Materials and Methods

Collection and identification of plant material

Whole plant of Hypericum Japonicum was collected from Tirumala hills, Tirupathi, Andhra Pradesh. The plant was confirmed and acknowledged by Prof. K. Madhava Chetty, Plant Taxonomist, Professor, Department of Botany, SV University, Tirupathi, and Andhra Pradesh, India [5]. Hypericum Japonicum was thoroughly washed and cleaned with water, air dry under room temperature and grounded into powdered using home appliance. It was preserved for pharmacognostical and pharmacological study.

Preparation of extracts

By using home appliances the shade dried Hypericum Japonicum was powdered. Soxhlet apparatus was used for extraction of coarse powder (1000 gm) with methanol. The final extract was filtered. In rotating evaporator the extract was concentrated by vaporization of solvent and maintained in refrigerator [6].

Phytochemical analysis

For the existence of saponins, alkaloids, terpenoids, glycosides, flavonoids, tannins, carbohydrates, proteins, amino acids and fixed oils phytochemical analysis of extracts were carried out by different methods [7].

Experimental animals

From livestock building of Vallabhaneni Venkatadri Institute of Pharmaceutical Sciences, Gudlavalleru albino wistar rats (180-200 gm) are obtained. Animals are fasted for a period of 12 hrs before and after treatment water was ad libitum.

Acute toxicity studies

As per OECD guidelines 423, acute toxic studies are performed on MEHJ taking albino mice of body weight 20-25 gm as experimental animals. Adult mice which are healthy are divided into groups and each group contained 5 mice. Each group received MEHJ at different doses of 5, 50, 200 and 300 mg/kg body weight orally. For mortality and physical/ behavioural changes animals were observed for over 14 days [8].

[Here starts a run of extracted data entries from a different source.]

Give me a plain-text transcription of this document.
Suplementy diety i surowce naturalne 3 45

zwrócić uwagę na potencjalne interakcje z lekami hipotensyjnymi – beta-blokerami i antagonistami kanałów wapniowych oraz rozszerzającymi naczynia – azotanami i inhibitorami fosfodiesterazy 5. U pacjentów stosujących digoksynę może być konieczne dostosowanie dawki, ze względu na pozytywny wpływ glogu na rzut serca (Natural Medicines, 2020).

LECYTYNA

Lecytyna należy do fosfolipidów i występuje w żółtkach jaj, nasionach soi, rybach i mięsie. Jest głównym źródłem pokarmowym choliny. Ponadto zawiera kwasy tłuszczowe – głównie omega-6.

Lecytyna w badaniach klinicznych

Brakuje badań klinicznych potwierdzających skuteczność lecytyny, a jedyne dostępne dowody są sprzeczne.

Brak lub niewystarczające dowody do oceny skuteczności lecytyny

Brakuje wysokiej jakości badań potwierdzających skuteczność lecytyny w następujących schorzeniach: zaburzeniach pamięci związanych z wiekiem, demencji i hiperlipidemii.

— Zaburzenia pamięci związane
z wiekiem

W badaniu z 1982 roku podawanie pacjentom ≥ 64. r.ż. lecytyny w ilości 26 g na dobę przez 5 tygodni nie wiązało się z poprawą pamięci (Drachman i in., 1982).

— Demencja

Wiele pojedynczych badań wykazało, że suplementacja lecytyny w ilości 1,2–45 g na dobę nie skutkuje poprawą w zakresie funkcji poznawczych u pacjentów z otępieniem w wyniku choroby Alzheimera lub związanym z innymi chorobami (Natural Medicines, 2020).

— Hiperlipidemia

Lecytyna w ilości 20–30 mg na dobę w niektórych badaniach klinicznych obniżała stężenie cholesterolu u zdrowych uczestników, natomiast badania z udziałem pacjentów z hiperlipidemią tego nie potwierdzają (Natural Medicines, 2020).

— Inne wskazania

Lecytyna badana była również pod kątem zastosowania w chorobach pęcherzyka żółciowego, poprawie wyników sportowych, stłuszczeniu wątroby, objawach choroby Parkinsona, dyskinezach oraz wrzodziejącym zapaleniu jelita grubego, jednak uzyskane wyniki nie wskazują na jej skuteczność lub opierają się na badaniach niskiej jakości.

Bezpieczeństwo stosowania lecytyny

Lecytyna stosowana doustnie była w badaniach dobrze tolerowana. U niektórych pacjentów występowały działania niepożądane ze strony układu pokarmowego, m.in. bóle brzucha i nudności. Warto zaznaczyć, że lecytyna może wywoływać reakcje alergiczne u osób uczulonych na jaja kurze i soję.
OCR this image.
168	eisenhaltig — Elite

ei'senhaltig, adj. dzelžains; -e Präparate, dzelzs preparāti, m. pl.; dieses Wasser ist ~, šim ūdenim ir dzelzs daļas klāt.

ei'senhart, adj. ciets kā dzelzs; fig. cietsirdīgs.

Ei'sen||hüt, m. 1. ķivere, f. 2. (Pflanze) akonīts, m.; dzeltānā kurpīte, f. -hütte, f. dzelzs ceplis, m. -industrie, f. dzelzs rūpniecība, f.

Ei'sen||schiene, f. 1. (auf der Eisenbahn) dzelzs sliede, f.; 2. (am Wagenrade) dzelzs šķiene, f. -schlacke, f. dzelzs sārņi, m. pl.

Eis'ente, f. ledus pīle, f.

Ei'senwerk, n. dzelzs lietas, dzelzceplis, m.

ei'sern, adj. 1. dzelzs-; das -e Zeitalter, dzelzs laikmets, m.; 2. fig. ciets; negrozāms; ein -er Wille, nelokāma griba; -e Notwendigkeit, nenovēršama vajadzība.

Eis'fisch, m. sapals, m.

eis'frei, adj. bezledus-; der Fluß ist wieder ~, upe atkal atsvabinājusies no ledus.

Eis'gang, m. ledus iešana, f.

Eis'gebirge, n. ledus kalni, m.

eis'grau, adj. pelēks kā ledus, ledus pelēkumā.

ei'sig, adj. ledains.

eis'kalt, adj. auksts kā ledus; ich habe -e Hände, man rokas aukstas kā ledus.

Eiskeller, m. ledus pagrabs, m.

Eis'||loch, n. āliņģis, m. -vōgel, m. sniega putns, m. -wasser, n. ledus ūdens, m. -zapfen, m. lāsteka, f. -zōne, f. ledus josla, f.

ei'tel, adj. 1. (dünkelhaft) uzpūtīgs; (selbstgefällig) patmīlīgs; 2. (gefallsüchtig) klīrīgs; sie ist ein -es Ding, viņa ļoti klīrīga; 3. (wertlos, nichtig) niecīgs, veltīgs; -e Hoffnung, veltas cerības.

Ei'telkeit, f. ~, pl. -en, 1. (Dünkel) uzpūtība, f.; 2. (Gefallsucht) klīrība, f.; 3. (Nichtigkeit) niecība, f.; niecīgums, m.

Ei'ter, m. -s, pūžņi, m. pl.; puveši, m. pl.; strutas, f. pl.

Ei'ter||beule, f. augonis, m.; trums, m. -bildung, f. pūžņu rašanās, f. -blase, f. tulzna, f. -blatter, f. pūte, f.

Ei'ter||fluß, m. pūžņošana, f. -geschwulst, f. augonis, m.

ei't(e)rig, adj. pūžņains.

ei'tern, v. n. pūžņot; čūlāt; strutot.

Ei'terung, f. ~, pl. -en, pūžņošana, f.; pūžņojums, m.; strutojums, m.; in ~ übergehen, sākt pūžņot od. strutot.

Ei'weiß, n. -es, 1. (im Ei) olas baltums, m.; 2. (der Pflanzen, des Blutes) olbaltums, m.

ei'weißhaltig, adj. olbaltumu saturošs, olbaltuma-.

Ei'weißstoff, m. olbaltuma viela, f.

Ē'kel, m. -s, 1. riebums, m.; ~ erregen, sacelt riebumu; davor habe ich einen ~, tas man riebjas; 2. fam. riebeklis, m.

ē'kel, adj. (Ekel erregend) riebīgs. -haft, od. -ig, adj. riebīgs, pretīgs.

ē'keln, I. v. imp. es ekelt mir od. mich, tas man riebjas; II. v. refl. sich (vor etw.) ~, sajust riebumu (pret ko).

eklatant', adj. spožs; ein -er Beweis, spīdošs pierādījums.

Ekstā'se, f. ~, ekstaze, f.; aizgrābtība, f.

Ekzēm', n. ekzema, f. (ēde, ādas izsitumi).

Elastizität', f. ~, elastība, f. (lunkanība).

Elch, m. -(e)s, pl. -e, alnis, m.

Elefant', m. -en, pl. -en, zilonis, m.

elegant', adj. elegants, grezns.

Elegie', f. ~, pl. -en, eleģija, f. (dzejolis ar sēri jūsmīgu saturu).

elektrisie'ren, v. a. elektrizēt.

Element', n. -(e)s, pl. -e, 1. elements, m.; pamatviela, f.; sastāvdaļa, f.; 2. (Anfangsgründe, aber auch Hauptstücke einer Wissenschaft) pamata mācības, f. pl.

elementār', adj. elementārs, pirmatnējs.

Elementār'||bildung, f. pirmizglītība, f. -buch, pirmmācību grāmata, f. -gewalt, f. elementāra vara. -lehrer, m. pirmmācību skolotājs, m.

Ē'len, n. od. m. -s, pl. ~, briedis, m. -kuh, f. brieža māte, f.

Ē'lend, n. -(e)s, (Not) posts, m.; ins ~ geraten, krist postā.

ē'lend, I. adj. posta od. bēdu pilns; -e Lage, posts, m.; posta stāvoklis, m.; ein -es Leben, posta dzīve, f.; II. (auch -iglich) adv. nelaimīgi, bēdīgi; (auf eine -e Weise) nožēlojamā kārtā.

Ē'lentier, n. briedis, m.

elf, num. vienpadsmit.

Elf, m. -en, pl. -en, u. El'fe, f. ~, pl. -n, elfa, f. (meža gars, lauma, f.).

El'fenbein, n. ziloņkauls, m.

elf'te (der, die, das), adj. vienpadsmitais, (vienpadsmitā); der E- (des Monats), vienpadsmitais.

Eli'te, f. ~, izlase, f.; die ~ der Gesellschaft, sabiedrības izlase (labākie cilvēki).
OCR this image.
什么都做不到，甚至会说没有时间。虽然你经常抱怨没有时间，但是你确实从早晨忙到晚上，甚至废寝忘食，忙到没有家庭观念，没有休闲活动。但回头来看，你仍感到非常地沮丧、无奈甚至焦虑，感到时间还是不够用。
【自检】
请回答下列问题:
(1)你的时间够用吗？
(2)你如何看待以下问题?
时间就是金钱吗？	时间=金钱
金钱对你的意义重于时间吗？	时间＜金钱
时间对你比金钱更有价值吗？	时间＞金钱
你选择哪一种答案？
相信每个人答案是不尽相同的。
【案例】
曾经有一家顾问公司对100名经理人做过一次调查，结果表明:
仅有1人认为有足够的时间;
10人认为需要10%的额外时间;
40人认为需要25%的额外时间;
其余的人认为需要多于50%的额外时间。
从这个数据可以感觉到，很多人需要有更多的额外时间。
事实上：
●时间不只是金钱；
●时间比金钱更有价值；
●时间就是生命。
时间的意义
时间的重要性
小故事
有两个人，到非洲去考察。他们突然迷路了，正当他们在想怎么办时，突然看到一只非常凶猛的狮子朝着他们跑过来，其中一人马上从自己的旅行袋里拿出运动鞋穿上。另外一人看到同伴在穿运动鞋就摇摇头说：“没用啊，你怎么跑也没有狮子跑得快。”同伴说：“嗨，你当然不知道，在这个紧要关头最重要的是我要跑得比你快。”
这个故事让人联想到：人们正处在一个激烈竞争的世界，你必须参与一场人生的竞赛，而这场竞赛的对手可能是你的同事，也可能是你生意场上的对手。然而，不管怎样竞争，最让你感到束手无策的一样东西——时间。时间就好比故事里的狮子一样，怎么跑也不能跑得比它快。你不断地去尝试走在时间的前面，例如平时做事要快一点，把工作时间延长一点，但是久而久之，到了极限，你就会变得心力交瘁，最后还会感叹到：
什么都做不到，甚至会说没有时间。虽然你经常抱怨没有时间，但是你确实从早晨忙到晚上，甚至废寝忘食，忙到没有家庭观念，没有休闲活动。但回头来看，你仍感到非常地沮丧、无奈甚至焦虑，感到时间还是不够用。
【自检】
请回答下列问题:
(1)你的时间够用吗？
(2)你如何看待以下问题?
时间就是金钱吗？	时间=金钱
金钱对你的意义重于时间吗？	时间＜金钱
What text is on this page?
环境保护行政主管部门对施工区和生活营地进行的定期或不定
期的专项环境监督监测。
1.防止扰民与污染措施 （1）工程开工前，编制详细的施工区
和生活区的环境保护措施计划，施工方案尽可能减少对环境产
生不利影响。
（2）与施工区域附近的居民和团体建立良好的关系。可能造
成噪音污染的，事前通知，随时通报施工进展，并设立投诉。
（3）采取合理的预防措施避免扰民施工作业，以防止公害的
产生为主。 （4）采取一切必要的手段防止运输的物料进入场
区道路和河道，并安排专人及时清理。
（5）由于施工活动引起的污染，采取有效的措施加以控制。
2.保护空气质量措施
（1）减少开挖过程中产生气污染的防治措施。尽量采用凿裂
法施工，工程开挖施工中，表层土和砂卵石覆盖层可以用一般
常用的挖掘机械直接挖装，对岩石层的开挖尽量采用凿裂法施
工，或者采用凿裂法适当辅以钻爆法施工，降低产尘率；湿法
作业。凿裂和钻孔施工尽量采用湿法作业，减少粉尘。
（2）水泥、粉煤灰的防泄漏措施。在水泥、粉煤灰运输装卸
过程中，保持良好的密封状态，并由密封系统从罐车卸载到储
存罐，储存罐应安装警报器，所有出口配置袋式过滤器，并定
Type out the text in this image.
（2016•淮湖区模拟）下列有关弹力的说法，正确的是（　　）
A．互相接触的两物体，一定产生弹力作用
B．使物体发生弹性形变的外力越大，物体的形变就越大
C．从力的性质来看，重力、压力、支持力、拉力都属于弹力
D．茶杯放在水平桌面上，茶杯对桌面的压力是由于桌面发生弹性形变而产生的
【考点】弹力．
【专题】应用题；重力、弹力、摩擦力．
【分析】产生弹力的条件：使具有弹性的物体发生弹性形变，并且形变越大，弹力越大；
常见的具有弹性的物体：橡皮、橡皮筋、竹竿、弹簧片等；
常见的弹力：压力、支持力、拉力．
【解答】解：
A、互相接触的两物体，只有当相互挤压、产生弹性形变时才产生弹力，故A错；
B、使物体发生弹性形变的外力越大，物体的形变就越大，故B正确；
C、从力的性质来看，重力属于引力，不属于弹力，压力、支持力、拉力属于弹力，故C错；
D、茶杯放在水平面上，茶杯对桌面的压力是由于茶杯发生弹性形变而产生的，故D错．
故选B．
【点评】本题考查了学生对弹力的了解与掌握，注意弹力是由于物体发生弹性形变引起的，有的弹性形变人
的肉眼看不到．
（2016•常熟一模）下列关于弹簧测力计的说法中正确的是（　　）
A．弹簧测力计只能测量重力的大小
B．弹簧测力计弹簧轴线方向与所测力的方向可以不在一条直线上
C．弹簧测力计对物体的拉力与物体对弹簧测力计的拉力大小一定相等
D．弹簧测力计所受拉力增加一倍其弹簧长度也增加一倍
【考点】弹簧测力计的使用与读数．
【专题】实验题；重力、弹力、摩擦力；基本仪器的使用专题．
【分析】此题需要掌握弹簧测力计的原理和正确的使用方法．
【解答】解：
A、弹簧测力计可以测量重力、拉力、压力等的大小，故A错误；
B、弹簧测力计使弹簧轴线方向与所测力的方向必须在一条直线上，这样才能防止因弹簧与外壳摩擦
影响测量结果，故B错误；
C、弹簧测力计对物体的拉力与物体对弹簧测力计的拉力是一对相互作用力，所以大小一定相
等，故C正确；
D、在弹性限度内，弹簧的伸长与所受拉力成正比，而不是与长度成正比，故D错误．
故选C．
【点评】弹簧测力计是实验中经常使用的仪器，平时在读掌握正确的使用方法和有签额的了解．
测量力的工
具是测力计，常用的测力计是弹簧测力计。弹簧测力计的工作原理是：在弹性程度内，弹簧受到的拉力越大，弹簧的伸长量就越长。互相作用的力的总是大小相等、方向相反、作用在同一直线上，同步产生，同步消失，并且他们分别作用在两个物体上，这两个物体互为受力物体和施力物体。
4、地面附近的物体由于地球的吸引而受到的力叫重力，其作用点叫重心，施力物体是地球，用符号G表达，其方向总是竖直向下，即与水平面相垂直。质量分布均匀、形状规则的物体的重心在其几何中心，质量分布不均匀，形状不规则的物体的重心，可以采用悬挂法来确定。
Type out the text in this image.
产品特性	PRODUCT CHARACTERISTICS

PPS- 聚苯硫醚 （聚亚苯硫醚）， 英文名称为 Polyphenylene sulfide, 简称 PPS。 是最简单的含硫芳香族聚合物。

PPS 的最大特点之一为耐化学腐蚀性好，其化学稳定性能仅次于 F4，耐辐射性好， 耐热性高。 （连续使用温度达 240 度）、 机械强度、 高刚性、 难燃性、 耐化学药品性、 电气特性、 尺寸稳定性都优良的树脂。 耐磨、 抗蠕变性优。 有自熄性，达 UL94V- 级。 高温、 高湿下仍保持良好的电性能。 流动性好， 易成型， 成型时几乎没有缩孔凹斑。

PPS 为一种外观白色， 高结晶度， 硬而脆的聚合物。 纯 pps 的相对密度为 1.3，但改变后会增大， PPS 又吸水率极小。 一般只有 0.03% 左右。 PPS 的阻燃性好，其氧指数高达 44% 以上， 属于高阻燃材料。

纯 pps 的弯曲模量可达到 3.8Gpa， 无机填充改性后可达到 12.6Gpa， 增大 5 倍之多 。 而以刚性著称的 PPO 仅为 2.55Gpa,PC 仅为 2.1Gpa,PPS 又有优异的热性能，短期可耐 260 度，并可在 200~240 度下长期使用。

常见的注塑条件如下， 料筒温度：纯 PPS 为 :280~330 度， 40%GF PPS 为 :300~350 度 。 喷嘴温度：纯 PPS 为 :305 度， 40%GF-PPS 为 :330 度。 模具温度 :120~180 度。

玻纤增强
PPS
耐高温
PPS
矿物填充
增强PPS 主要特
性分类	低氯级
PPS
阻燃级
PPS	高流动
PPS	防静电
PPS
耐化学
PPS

Evaluation of antinociceptive activity

Acetic acid induced writhing response: The method described by Dharmasiri et al., was followed for the evaluation of analgesic activity of MEHJ with slight modifications. Number of rats in each group are 5. Normal saline (2 ml/kg) was given to control group orally. Standard group received diclofenac 5 mg/kg and test groups received MEHJ at different doses of 50, 100, 200, 400 mg/kg. After 30 min, all the animals in different groups received 0.7% 10 ml/kg acetic acid solution intraperitoneally [9]. The writhing’s induced by acetic acid include back limb stretching’s and stomach restrictions which are considered for about 30 min with 5 min latency period. A notable deduction of writhes in test group animals analogized to normal saline group (control) was appraised as a significant antinociceptic reaction.

Eddy’s hot plate test

Six groups of animals are taken, each group contain 5 animals. Control is group I. Standard is group II and received tramadol 20 mg/kg intraperitoneally. Test groups are III, IV, V and VI and they received MEHJ orally of doses 50, 100, 200 and 400 mg/kg body weight respectively. All the animals 1 hour after their respective treatments are positioned separately on the hot plate kept at 55°C. The response of the animal to pain stimulus either by jumping or paw licking (whichever appeared first) was noted as the time at which the animal reacted. 15 seconds was the cut off time for the reaction [10]. The response was noted before (0 min) and after drug administration for 0.5, 1, 1.5, 2 and 3 hr.

Tail immersion test

Six groups of animals are taken, each group contain 5 animals. Control is group I. Standard is group II and received tramadol 20 mg/kg intraperitoneally. Test groups are III, IV, V and VI and they received MEHJ orally of doses 50, 100, 200 and 400 mg/kg body weight respectively. After 1 hour of therapy, the tip of animal tail approximately up to 5 cm was dipped in hot water which was sustained at 58°C. Unexpected removal of tail from 58°C hot water was noted as the response time. In order to circumvent injury to the tail cut off time was 10 seconds for all groups of animals [11]. To assess response to noxious stimulus, the time taken for flicking the tail was noted.

In-silico molecular docking

Computational study: The molecular docking studies are carried on cyclooxygenase-2 (COX-2) enzyme. The structure of COX-2 was acquired via protein data bank (ID: 4PH9). Three dimensional structure of COX-2 (4PH9) was given in Figure 1. The plant constituents from Hypericum japonicum was collected from literature wok testimonial [12].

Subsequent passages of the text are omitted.